If a reshuffle involves just those three, however, it hardly seems worth it. As John McTernan, Tony Blair’s former political secretary, once said: “A reshuffle must have a clear political purpose – or don’t do it. This is not a technical matter; it’s a demonstration of leadership.”
That is why speculation about a reshuffle simply as a demonstration of prime ministerial power still seems premature. That does not mean that the speculation is pointless, however.
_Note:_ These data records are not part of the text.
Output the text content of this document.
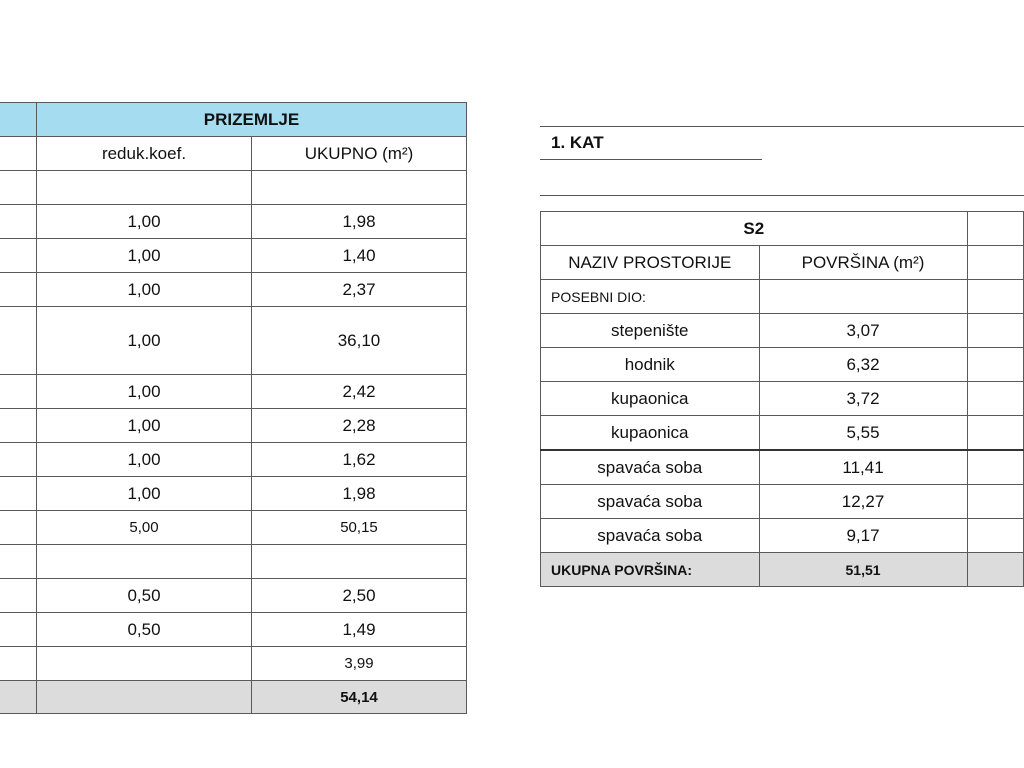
	PRIZEMLJE	
	reduk.koef.	UKUPNO (m²)

	1,00	1,98
	1,00	1,40
	1,00	2,37
	1,00	36,10
	1,00	2,42
	1,00	2,28
	1,00	1,62
	1,00	1,98
	5,00	50,15

	0,50	2,50
	0,50	1,49
		3,99
		54,14
1. KAT
S2		
NAZIV PROSTORIJE	POVRŠINA (m²)	
POSEBNI DIO:		
stepenište	3,07	
hodnik	6,32	
kupaonica	3,72	
kupaonica	5,55	
spavaća soba	11,41	
spavaća soba	12,27	
spavaća soba	9,17	
UKUPNA POVRŠINA:	51,51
On the contrary, it may illustrate some of the tectonic movements under the political landscape.
One episode that shone a light on the hidden structures is recounted in Get In, Maguire and Gabriel Pogrund’s book about Labour’s road to power: it recounts the moment in 2022 when it seemed that Starmer and Angela Rayner might have to stand down if they were found by Durham police to have broken coronavirus law.
Urgent consultations by Shabana Mahmood, Labour’s campaign co-ordinator, established that the shadow cabinet would appoint John Healey, the shadow defence secretary, as a caretaker leader to oversee a leadership election. It was assumed that this would be between Wes Streeting and Rachel Reeves.
Since then, Reeves’s stock has fallen, and Rayner’s survival means that she would be Streeting’s rival if there were a vacancy at the top. Meanwhile, if there were a sudden vacancy at the Treasury, who would Starmer appoint? The choice is probably between Streeting, Pat McFadden, who was Reeves’s deputy in opposition, and the unassuming but trusted Healey.
What is telling, though, is that we don’t know. As McTernan said, “In contrast to most other modern Labour leaders, Starmer does not provide a running commentary to the Westminster Lobby”, he “stays silent, acts and then moves on”.
Whenever it happens and whatever prompts it, Starmer’s first reshuffle is going to be a revealing moment.